Let's not forget that pre-Django 1.9 users were using ORM aggregation on PostgreSQL just fine in most cases before the optimization landed and that it's only an issue when a model contains large columns.
comment:21 by , 8 years ago
Has patch: | unset |
---|---|
Triage Stage: | Ready for checkin → Accepted |
comment:22 by , 8 years ago
I just submitted a post on the mailing list to gather feedback. It includes an alternative solution to make turning the optimization on for unmanaged models backed by tables easier. I'd appreciate if you could chime in Jaap Roes.
comment:23 by , 5 years ago
Owner: | changed from | to
---|---|
Status: | new → assigned |
Hello, this change pretty much prevents me from upgrading to 2.x since my app displays data from a DB it doesn't own (so it is unmanaged) and the GROUP BY optimizations are required to get decent performance.
I have implemented changes proposed by Simon in this pull request: https://github.com/django/django/pull/11606. It attempts to auto-detect whether the unmanaged table is a view and enables the optimization when it is a regular table.

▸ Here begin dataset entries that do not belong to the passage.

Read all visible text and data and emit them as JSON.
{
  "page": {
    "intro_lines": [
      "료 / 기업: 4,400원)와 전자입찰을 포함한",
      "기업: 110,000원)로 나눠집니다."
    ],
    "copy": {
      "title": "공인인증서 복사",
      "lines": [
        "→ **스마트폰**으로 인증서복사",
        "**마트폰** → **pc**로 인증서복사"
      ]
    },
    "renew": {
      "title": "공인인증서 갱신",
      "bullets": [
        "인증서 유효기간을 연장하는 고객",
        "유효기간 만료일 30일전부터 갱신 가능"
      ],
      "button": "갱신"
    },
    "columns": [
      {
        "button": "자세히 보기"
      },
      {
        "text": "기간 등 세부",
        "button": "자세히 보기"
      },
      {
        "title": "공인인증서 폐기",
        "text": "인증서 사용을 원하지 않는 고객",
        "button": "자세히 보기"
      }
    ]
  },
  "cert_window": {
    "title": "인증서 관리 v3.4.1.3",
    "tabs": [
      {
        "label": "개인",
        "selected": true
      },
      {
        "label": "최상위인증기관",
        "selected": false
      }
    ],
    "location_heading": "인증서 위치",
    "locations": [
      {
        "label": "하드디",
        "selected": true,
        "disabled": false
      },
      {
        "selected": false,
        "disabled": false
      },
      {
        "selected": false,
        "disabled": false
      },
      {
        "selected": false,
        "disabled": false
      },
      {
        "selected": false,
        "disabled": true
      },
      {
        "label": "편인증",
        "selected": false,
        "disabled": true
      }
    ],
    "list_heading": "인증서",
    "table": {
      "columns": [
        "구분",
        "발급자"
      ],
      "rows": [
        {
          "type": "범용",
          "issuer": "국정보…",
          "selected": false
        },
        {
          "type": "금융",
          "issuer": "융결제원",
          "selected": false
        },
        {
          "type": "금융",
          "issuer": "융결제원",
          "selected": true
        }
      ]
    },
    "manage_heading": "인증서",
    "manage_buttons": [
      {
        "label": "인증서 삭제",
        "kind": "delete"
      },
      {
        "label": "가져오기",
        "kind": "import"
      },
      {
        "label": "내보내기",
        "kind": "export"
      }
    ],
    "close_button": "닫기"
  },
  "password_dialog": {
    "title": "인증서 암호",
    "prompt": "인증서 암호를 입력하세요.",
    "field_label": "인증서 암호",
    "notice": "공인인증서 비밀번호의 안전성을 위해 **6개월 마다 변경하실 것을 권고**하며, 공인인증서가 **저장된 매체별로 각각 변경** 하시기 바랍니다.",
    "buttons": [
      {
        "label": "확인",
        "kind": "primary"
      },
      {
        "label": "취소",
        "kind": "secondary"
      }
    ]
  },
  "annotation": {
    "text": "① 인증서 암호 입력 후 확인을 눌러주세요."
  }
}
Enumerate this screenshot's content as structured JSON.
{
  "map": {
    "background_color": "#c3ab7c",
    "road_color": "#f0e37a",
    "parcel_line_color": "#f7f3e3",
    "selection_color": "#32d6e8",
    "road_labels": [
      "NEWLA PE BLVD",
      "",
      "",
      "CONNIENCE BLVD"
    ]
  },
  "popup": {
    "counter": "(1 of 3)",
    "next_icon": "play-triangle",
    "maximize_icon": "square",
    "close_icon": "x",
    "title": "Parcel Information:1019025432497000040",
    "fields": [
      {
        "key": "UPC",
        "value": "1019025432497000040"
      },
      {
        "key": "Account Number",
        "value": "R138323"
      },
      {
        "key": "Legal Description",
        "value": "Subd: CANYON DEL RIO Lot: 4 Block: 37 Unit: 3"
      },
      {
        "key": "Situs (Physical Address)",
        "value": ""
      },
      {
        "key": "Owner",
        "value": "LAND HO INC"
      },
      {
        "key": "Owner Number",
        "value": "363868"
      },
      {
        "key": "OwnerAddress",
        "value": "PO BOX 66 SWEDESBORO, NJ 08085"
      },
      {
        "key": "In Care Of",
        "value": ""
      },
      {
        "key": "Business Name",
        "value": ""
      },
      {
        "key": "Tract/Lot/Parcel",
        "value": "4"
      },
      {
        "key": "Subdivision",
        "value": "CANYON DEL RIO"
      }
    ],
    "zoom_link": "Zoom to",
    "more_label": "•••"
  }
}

comment:24 by , 5 years ago
Has patch: | set |
---|
comment:25 by , 5 years ago
Patch needs improvement: | set |
---|
comment:26 by , 5 years ago
Patch needs improvement: | unset |
---|---|
Triage Stage: | Accepted → Ready for checkin |
comment:27 by , 5 years ago
Needs documentation: | set |
---|---|
Triage Stage: | Ready for checkin → Accepted |
comment:28 by , 5 years ago
Needs documentation: | unset |
---|---|
Triage Stage: | Accepted → Ready for checkin |
It's possible that's an edge case with the handling of
to_field
.Would it be possible for your to provide all the models involved in the queryset you're generating as it's really hard to figure out if the issue actually lies in the _GROUP BY_ logic without a set of models to reproduce the issue.